401k Withdrawal Options

401(k) plans were first introduced in 1980, and now a multitude of companies offer defined contribution plans as a benefit to their employees. This is the ideal way to save for retirement with pre-tax dollars and typically an employer will also match the funds. However, even though these funds are intended for retirement, many Americans find that they need to tap into these funds in an emergency, although actually withdrawing money from a 401(k) plan is easier said than done.

This is especially true if an individual wishes to withdraw money from their 401(k) plans before they reach the official distribution age of 59 1/2. There are a number of ways in which a person can access their 401(k) funds and amongst the three most common are hardship withdrawals, non-hardship withdrawals and loans. It is recommended that individuals consult with a financial professional to help them determine which withdrawal option is most suitable in their personal situation.

Hardship withdrawals
If an individual is employed by a company that offers a 401(k) plan, they will typically have the opportunity to access these savings if they are considered to be suffering a financial hardship. However, it must be said, that it is extremely difficult to qualify for this particular provision. In fact, many individual 401(k) plans will have a set of qualifying financial hardships in line with the IRS.

These financial hardships may include emergency medical expenses or funds needed to pay towards a disability, but having to qualify under both sets of rules will generally make it even harder to withdraw money. In addition to this, if an individual wishes to make a 401(k) withdrawal before they are aged 59 1/2, there will be a 10% penalty on whatever amount is withdrawn. It is important to note that the withdrawal will also be taxed, and therefore taxes and penalties can make a hardship withdrawal fairly expensive.

Non-hardship withdrawals
It must be said that not every plan will allow for non-hardship withdrawals, however, if an individual is able to make this type of withdrawal from their 401(k), they are able to distribute and use the money as they see fit. It is generally advisable to roll the funds into an IRA, as this can help to avoid taxes, there are far more investment options available, and these will typically have lower administrative fees. However, any rollovers that are made directly to the owner of a 401(k) will need to be reinvested into a qualified plan within a 60 day period or the plan owner will need to, once again, pay a 10% penalty.

If an individual is in dire financial need their only option may be to obtain a 401(k) loan. A 401(k) loan will allow a person to borrow against their savings, although some companies may impose certain restrictions that are fairly similar to those for hardship withdrawals. The loan will also need to be repaid, typically within 5 years, and the loan cannot be rolled over into an IRA.

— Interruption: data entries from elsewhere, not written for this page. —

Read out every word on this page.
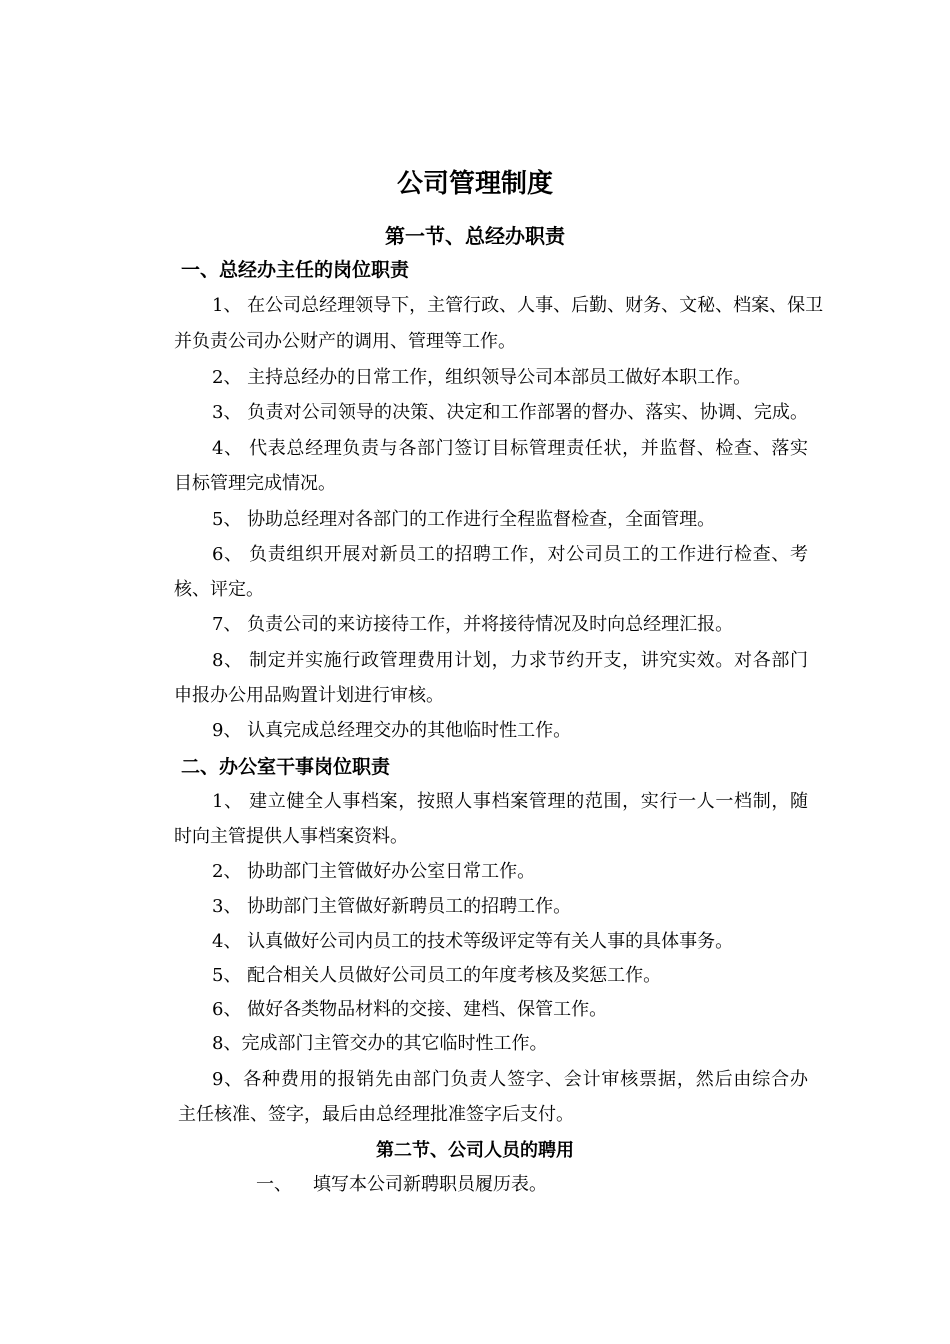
公司管理制度
第一节、总经办职责
一、总经办主任的岗位职责
1、 在公司总经理领导下，主管行政、人事、后勤、财务、文秘、档案、保卫
并负责公司办公财产的调用、管理等工作。
2、 主持总经办的日常工作，组织领导公司本部员工做好本职工作。
3、 负责对公司领导的决策、决定和工作部署的督办、落实、协调、完成。
4、 代表总经理负责与各部门签订目标管理责任状，并监督、检查、落实
目标管理完成情况。
5、 协助总经理对各部门的工作进行全程监督检查，全面管理。
6、 负责组织开展对新员工的招聘工作，对公司员工的工作进行检查、考
核、评定。
7、 负责公司的来访接待工作，并将接待情况及时向总经理汇报。
8、 制定并实施行政管理费用计划，力求节约开支，讲究实效。对各部门
申报办公用品购置计划进行审核。
9、 认真完成总经理交办的其他临时性工作。
二、办公室干事岗位职责
1、 建立健全人事档案，按照人事档案管理的范围，实行一人一档制，随
时向主管提供人事档案资料。
2、 协助部门主管做好办公室日常工作。
3、 协助部门主管做好新聘员工的招聘工作。
4、 认真做好公司内员工的技术等级评定等有关人事的具体事务。
5、 配合相关人员做好公司员工的年度考核及奖惩工作。
6、 做好各类物品材料的交接、建档、保管工作。
8、完成部门主管交办的其它临时性工作。
9、各种费用的报销先由部门负责人签字、会计审核票据，然后由综合办
主任核准、签字，最后由总经理批准签字后支付。
第二节、公司人员的聘用
一、 填写本公司新聘职员履历表。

Individuals who are looking to take this course of action need to be extremely wary if the leave the company, but still have an outstanding 401(k) loan, as often this will need to be repaid within a relatively short space of time, such as one to two months.

Many people also take the option of an installment plan. This is where money will be distributed to the plan owner through a number of small monthly payments for a period of typically 5, 10 or 15 years. However, this option will generally still have a 10% withdrawal penalty and taxes will be due, although this is a great option if a person needs some extra income.

It is recommended that any individual looking to make an early withdrawal from their 401(k) should consult with a financial professional. The tax consequences and the impact an early withdrawal may have on a person’s future retirement savings can be very serious. Therefore, it is important for an individual to make the right choice and carefully consider the options available to them.

For individuals who are aged 59 1/2 or over there are no 401(k) early withdrawal penalties. And anyone aged over 70 1/2 will start having to take out mandatory 401(k) withdrawals, and these withdrawals will be based on the account balance and their predicted life span. It is actually possible to take out more than the mandatory withdrawals, but never any less.